ヒールの高い婦人の靴や、汚れてボロボロになった小さな靴がある中、紳士物の靴だけがどこにも見当たらなかった。
玄関を通り過ぎた細い廊下には段ボールやゴミ袋が山積みにされていて、まるでゴミ屋敷のような状態だ。
ここが愛奈の住んでいた家か……。
とてもいい環境とは言えなかったようで、俺は軽く顔をしかめた。
そして、廊下の突き当たりのドアを通り抜ける。
その瞬間、思わず「うわっ!」と、声をあげていた。
付きあたりの部屋は小さなリビングダイニングだったが、ダイニングテーブルに置かれた様々な食材が腐り、ウジが湧いていたのだ。
激しい異臭が鼻をついて、吐き気を感じる。
俺は自分の鼻を押さえウジ虫から視線をそらした。
リビングスペースになっている場所も大量のゴミが放置されていて、あちこちから虫の羽音が聞こえて来ている。

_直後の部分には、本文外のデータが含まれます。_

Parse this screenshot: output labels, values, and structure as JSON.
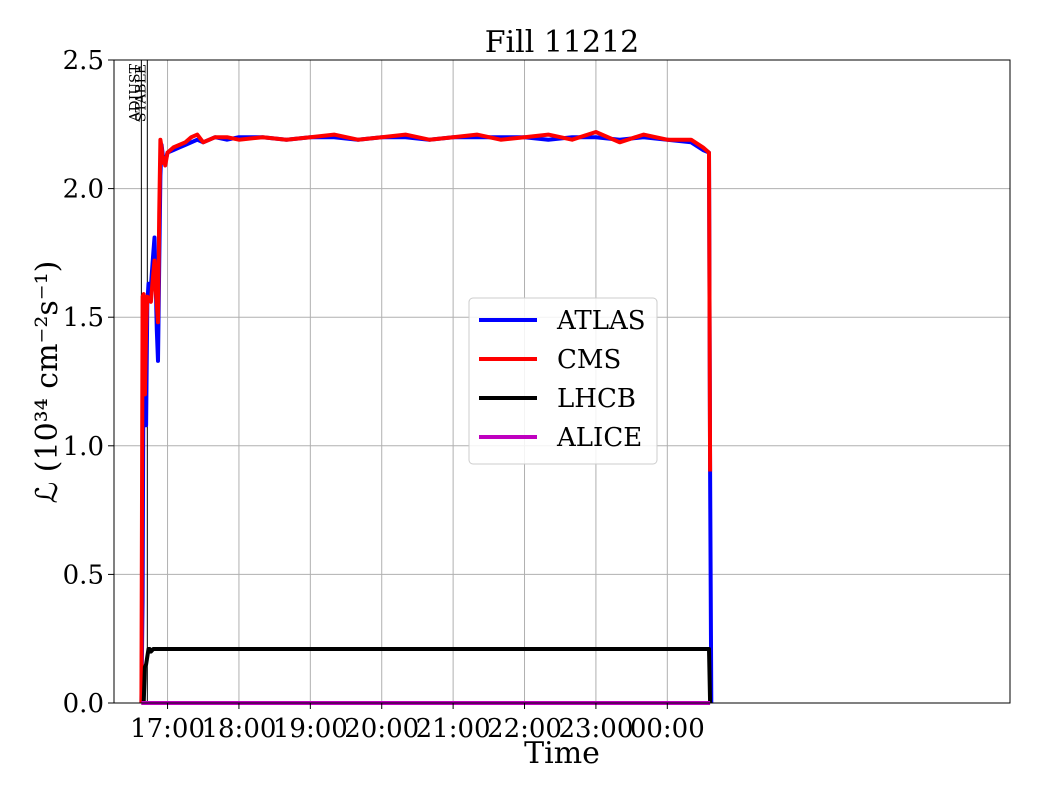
{
  "chart_data": {
    "type": "line",
    "title": "Fill 11212",
    "xlabel": "Time",
    "ylabel": "ℒ (10³⁴ cm⁻²s⁻¹)",
    "x_unit": "minutes since 17:00",
    "xlim": [
      -45,
      708
    ],
    "ylim": [
      0,
      2.5
    ],
    "yticks": [
      "0.0",
      "0.5",
      "1.0",
      "1.5",
      "2.0",
      "2.5"
    ],
    "xticks": [
      {
        "t": 0,
        "label": "17:00"
      },
      {
        "t": 60,
        "label": "18:00"
      },
      {
        "t": 120,
        "label": "19:00"
      },
      {
        "t": 180,
        "label": "20:00"
      },
      {
        "t": 240,
        "label": "21:00"
      },
      {
        "t": 300,
        "label": "22:00"
      },
      {
        "t": 360,
        "label": "23:00"
      },
      {
        "t": 420,
        "label": "00:00"
      }
    ],
    "grid": true,
    "legend_position": "center",
    "markers": [
      {
        "label": "ADJUST",
        "t": -22
      },
      {
        "label": "STABLE",
        "t": -17
      }
    ],
    "series": [
      {
        "name": "ATLAS",
        "color": "#0000ff",
        "x": [
          -22,
          -21,
          -20,
          -19,
          -18,
          -17,
          -16,
          -15,
          -14,
          -12,
          -11,
          -10,
          -9,
          -8,
          -7,
          -6,
          -5,
          -4,
          -3,
          -2,
          0,
          5,
          10,
          15,
          20,
          25,
          30,
          40,
          50,
          60,
          80,
          100,
          120,
          140,
          160,
          180,
          200,
          220,
          240,
          260,
          280,
          300,
          320,
          340,
          360,
          380,
          400,
          420,
          440,
          450,
          455,
          456,
          457
        ],
        "values": [
          0,
          0.4,
          1.58,
          1.35,
          1.08,
          1.55,
          1.63,
          1.61,
          1.62,
          1.75,
          1.81,
          1.65,
          1.45,
          1.33,
          1.7,
          2.05,
          2.17,
          2.13,
          2.11,
          2.1,
          2.14,
          2.15,
          2.16,
          2.17,
          2.18,
          2.19,
          2.18,
          2.2,
          2.19,
          2.2,
          2.2,
          2.19,
          2.2,
          2.2,
          2.19,
          2.2,
          2.2,
          2.19,
          2.2,
          2.2,
          2.2,
          2.2,
          2.19,
          2.2,
          2.2,
          2.19,
          2.2,
          2.19,
          2.18,
          2.15,
          2.14,
          0.9,
          0
        ]
      },
      {
        "name": "CMS",
        "color": "#ff0000",
        "x": [
          -22,
          -21,
          -20,
          -19,
          -18,
          -17,
          -16,
          -15,
          -14,
          -12,
          -11,
          -10,
          -9,
          -8,
          -7,
          -6,
          -5,
          -4,
          -3,
          -2,
          0,
          5,
          10,
          15,
          20,
          25,
          30,
          40,
          50,
          60,
          80,
          100,
          120,
          140,
          160,
          180,
          200,
          220,
          240,
          260,
          280,
          300,
          320,
          340,
          360,
          380,
          400,
          420,
          440,
          450,
          455,
          456
        ],
        "values": [
          0,
          1.58,
          1.59,
          1.2,
          1.45,
          1.58,
          1.57,
          1.57,
          1.56,
          1.67,
          1.72,
          1.62,
          1.55,
          1.48,
          1.9,
          2.19,
          2.16,
          2.1,
          2.12,
          2.09,
          2.14,
          2.16,
          2.17,
          2.18,
          2.2,
          2.21,
          2.18,
          2.2,
          2.2,
          2.19,
          2.2,
          2.19,
          2.2,
          2.21,
          2.19,
          2.2,
          2.21,
          2.19,
          2.2,
          2.21,
          2.19,
          2.2,
          2.21,
          2.19,
          2.22,
          2.18,
          2.21,
          2.19,
          2.19,
          2.16,
          2.14,
          0.9
        ]
      },
      {
        "name": "LHCB",
        "color": "#000000",
        "x": [
          -22,
          -20,
          -19,
          -18,
          -17,
          -16,
          -15,
          -14,
          -12,
          -10,
          -8,
          -5,
          0,
          20,
          40,
          60,
          100,
          140,
          180,
          220,
          260,
          300,
          340,
          380,
          420,
          455,
          456
        ],
        "values": [
          0,
          0,
          0.14,
          0.15,
          0.18,
          0.21,
          0.21,
          0.2,
          0.21,
          0.21,
          0.21,
          0.21,
          0.21,
          0.21,
          0.21,
          0.21,
          0.21,
          0.21,
          0.21,
          0.21,
          0.21,
          0.21,
          0.21,
          0.21,
          0.21,
          0.21,
          0
        ]
      },
      {
        "name": "ALICE",
        "color": "#bf00bf",
        "x": [
          -22,
          456
        ],
        "values": [
          0,
          0
        ]
      }
    ]
  }
}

ひび割れた窓から月明かりが差し込んでいるが、その窓にかかっているカーテンもビリビリに破れた状態だ。
こんなの、人間が暮らしていける家じゃない。
そう思いながら、リビングから隣の部屋へと通じているドアの前に立った。
この先の部屋に何があるのか。
想像するだけで気分は沈んでしまう。
きっと廊下やリビングのように大量のゴミや虫がいるかもしれない。
そう思いながらも俺は次の部屋へと足を踏み入れた。
その、瞬間。
一瞬目の前の光景が理解できずに思考回路は停止した。
次の部屋は寝室だったらしく、大きなベッドが1つ置かれている。
そしてそのベッドの横にあるカーテンのレールから、女性がぶら下がっていた。
その人は部屋着のような姿で、首にロープを巻きつけもう動いてはいなかった。
「なっ……!」
咄嗟の事で声もでない。
ロープはしっかりとカーテンレールに結び付けられていて、足元には踏み台にした椅子が横倒しに倒れている。
女性の足元には乾ききった糞尿が落ちていて、そこにもウジが湧いている。
見たくなくても、俺の視線はその死体へと注がれていた。
死んでから少し時間が経過しているのか、口から出ている臓器は乾燥していて黒くなっている。
「これが……愛奈の母親……?」
俺はそう呟く。
その顔はあまりにもひどく、愛奈に似ているかどうかもわからない。
そして、ハッとした。
愛奈は一体どこへいるんだろう?
ここに来たという事は、家の中にいるはずだ。
でも、リビングにも寝室にも愛奈の仏壇はなかった。
嫌な予感が胸の中で灰色のモヤを作る。
俺は寝室から隣へと続いているドアに目をやった。
この家はそんなに大きな家じゃない。
トイレと風呂場は見ていないけれど、愛奈がいるとすればこの隣の部屋だ。
ドアの前まで来て、朋樹の死に顔を思いだしていた。
まさか、愛奈も同じ様な事になっていないような?
ドクドクと心臓が高鳴る。
見てはいけないものがこの先にある。
そんな気がする。
でも、行かなきゃいけない。
みんながどうなっているのかこの目で確認しておかなきゃ、俺は前へ進む事ができない。
そう自分に言い聞かせ、俺はドアをすり抜けた……。